Hope has risen since researchers at ICIPE have stumbled upon what appears to be a highly effective strategy that could lead to the eventual complete eradication of malaria in humans. Even in mosquitos.

Researchers working in mosquito-infested areas near Lake Victoria discovered a microbial fungus, Microsporidia MB, that “completely protects mosquitos from infection.” If the mosquitos can’t carry the parasite, they can’t transmit it.

Dr. Jeremy Herren told reporters from BBC News that mosquitos carrying the microbe appear to be completely protected from and devoid of the malaria parasite. “The data suggests … 100% blockage.” He lauded it as a “real big breakthrough.”

Dissemination

The University of Glasgow Center for Virus Research said the Microsporidia MB has “enormous potential.”

Testing is ongoing. Laboratory results indicate that the microbial fungus not only prevents the malaria parasite from finding a safe harbor in the mosquitos, but it also does no apparent harm to the mosquito, which helps to protect the balance of nature.

Scientists now must find a way to “infect” the mosquito population with the microbial spores.
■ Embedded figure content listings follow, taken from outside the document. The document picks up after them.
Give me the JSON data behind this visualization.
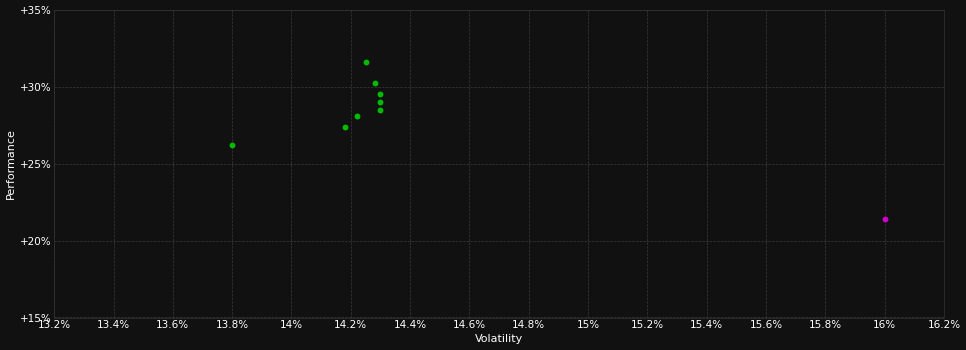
{
  "background_color": "#111111",
  "plot_bg_color": "#111111",
  "grid_color": "#3a3a3a",
  "xlabel": "Volatility",
  "ylabel": "Performance",
  "xlim": [
    13.2,
    16.2
  ],
  "ylim": [
    15.0,
    35.0
  ],
  "xticks": [
    13.2,
    13.4,
    13.6,
    13.8,
    14.0,
    14.2,
    14.4,
    14.6,
    14.8,
    15.0,
    15.2,
    15.4,
    15.6,
    15.8,
    16.0,
    16.2
  ],
  "yticks": [
    15.0,
    20.0,
    25.0,
    30.0,
    35.0
  ],
  "ytick_labels": [
    "+15%",
    "+20%",
    "+25%",
    "+30%",
    "+35%"
  ],
  "green_points": [
    [
      14.25,
      31.6
    ],
    [
      14.28,
      30.2
    ],
    [
      14.3,
      29.5
    ],
    [
      14.3,
      29.0
    ],
    [
      14.3,
      28.5
    ],
    [
      14.22,
      28.1
    ],
    [
      14.18,
      27.4
    ],
    [
      13.8,
      26.2
    ]
  ],
  "magenta_point": [
    16.0,
    21.4
  ],
  "green_color": "#00bb00",
  "magenta_color": "#cc00cc",
  "dot_size": 18,
  "axis_label_fontsize": 8,
  "tick_fontsize": 7.5
}
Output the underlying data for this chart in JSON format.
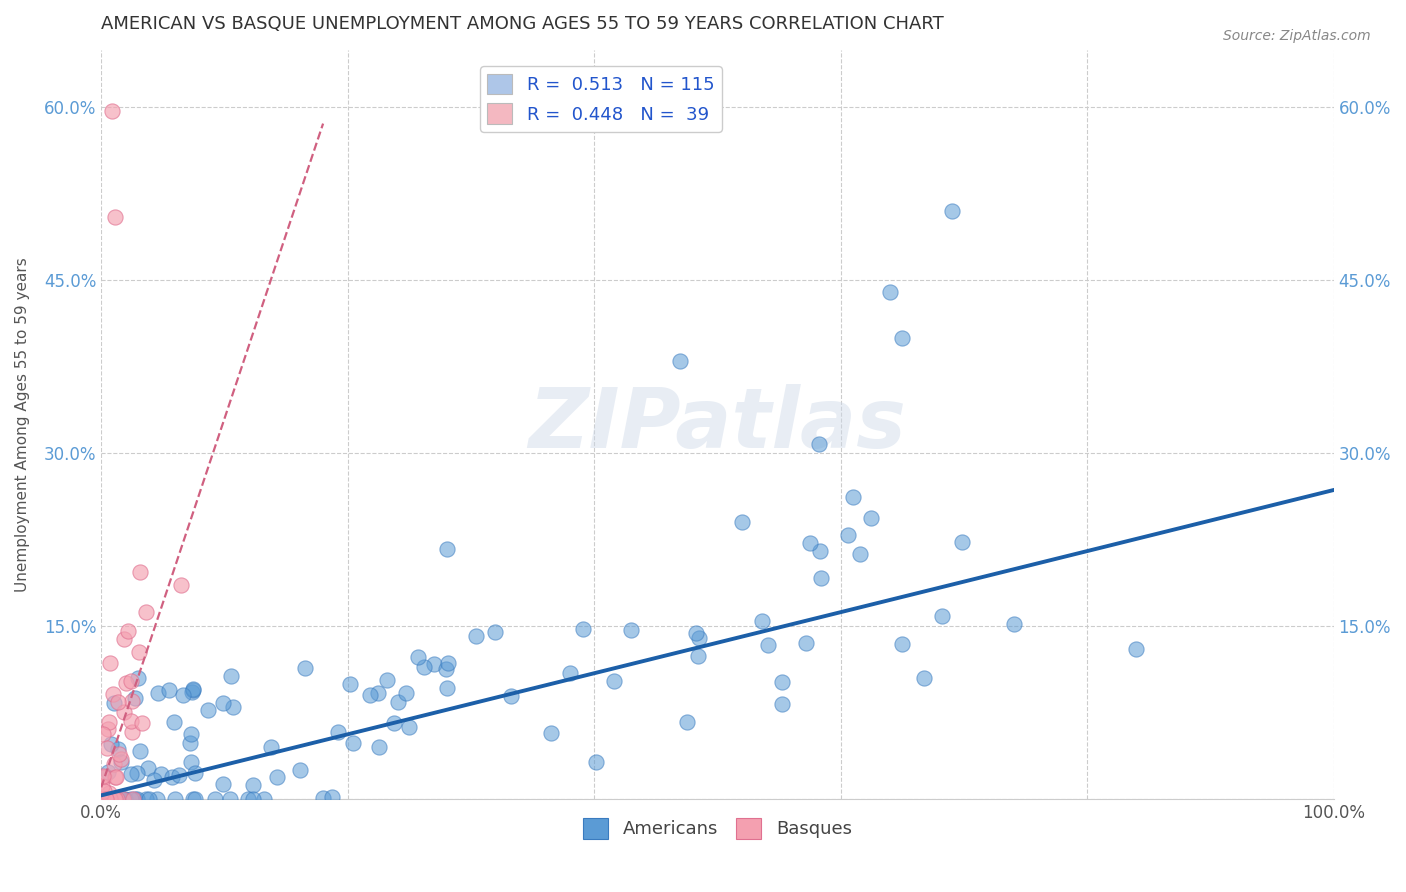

Part of the challenge is finding an effective way to mass-release the spores into malaria-breeding hot spots or choosing, rather, to introduce the spores into mosquitos in the laboratory and wait for the spores to reproduce in the mosquito mating process.

The latter method is particularly difficult because it requires getting the mosquitos into the lab in an orderly fashion, finding a really tiny hypodermic needle, and getting the mosquito to sit still long enough to vaccinate it.

Of course, we are kidding in that previous paragraph. Think of it this way. Malaria is no laughing matter, but this discovery that has the medical research community all abuzz appears to be a reason to rejoice.

It will take a bit of time to complete additional trials, understand how the microbe spreads, and determine the best means of Microsporidia MB dissemination. Nonetheless, the complete defeat of malaria may be on the horizon.